When it comes to wits and smarts, I hold my own - verbal sparring and word games are a highly valued quality to me.

Vixen said...

For starters, “oh, you’re so wrong”, is not what I’d like to hear from my Trophy Man.

Next, I’m entirely unsure about the male’s ability to hold his own in “fucking like rabbits”, seeing as when the male rabbit is finished, he falls off and passes out – much like the human male, hahaha…

Anyway, I’m not confident that you meet my requirements of the Trophy Man. I’m not concerned about your inability to pretend things, since acting as if I’m the best thing on the planet, wouldn’t require any make believe. I’m more concerned about your ability to think for yourself.

Attributes such as defending and drooling (which I’m calling an attribute because I love big, well-trained dogs) aren’t suitable for Trophy behavior because of the emotional attachment potential. I have no interest in being attached to the Trophy Man because with him, I’m looking for obedience, and normally that disgusts me.

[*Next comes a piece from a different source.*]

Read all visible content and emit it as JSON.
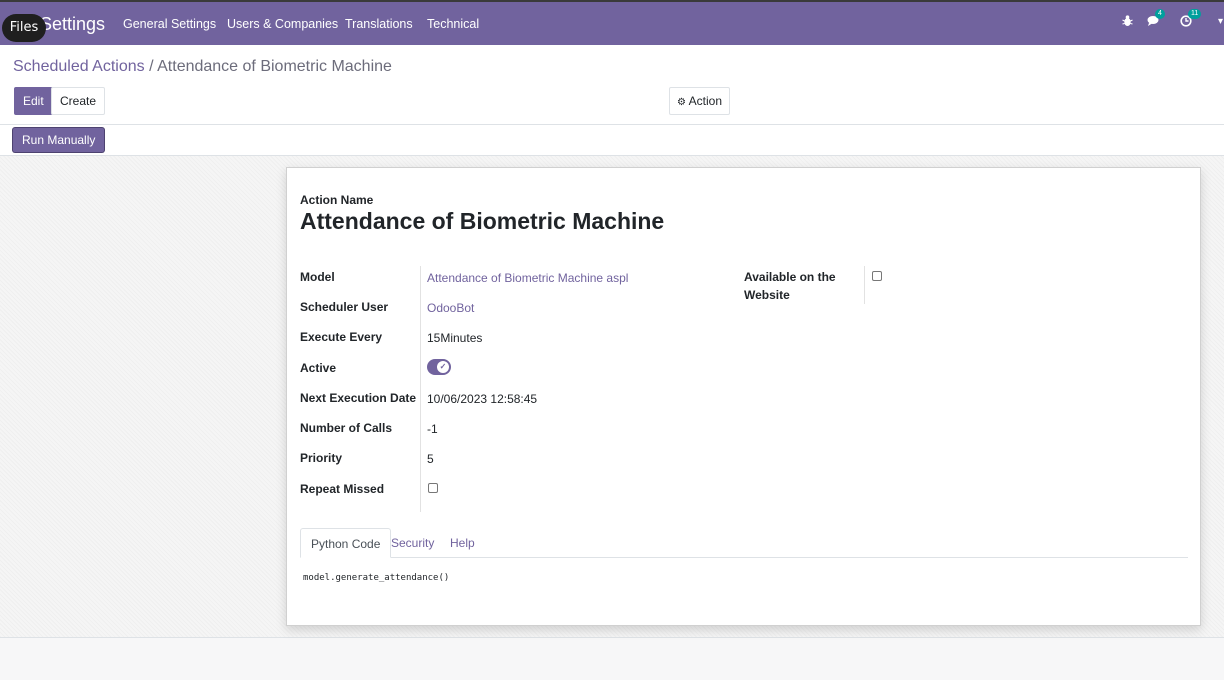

Being at my beck and call would clearly prove to be a challenge, due to geographic differences, as you pointed out. On the other hand, you may find me, and I you, far more tolerable from such a great distance, lol. Although I would imagine you have quite an accent, being on the other side of the world and all. That could work in your favor.

I already have a fierce puppy who thinks he runs the house and my shoes are his to chew on. This is not Trophy behavior. This is the behavior of a spoiled rotten little hellhound. I don’t usually find that men are better behaved than this, instead choosing my shoes as fetish props as well as chew toys. Although, the Trophy Man would most likely be one I could pat on the head while he’s sitting at my feet.

The fact that you’re not surprised that I’m ill-mannered and lippy, and you’re still talking to me, is another plus. But ultimately, due to your evident deficiency in taking orders, I’m afraid the current position on hand isn’t appropriate for you.

If you ever decide to dumb yourself down, you may reapply for the Trophy position.

ServMe said...

Accent? Could very well be, though I'm not French, lol.

I don't think the sleep after sex argument is entirely valid, no doubt women also fall asleep after sex, yet we get to live with the "fuck and sleep syndrome" connotation. Well, both tend to be amongst my favorite activities, so I'll carry the label proudly if I must. Give me a chance to prove you wrong - or right, lol?

I think we've both established a well documented case that I'm not a good Trophy Man, which is probably for the best. I won't be dumbing myself down though, so unless you have an opening for "witty guy in another continent that doesn't mind my wackiness and can think for himself" I won't be putting in a new application.

Oh, penis jokes are fun, even if you don't have facial hair. Nothing should ever be taken serious if you ask me, and that includes blood filled tissue that erupts white goo after manipulation.

Vixen said...

I don't! At least not often. I've gotten up and gone to clean the house before.. Painted my nails.. Once in awhile I'll get up and go home, but most usually, I'll just kick him out, no matter whose house we’re in. This may be exceptionally unkind in this case, since you live on another continent.

Women get all smooshy after sex, they like to do retarded things like "talk" and "cuddle". I'm not like that. Most of my post-coital period is spent attempting to get blood out of the sheets and untying knots, so shut up and don’t drip on the carpet!

Those are pretty strict guidelines you listed for another possible job opening. The other continent aspect would provide a bit of problem, considering “fucking and sleeping” are among your favorite activities. The former being the only one I really make much time for.

I do agree that penis jokes are fun, but you may be the first man I’ve met that thinks so. Just in one of my classes recently, a friend posted about a man whose penis was removed due to cancer. The class awwww-ed and pooooor guy-ed but nobody found it remotely humorous when I commented on every man’s nightmare being surgery with Dr. Bobbitt. Required compassion needed for nursing aid students and all that happy bullshit. I can’t be the only one that can appreciate the irony of a man having his penis removed. There has to be some deep Freudian meaning there.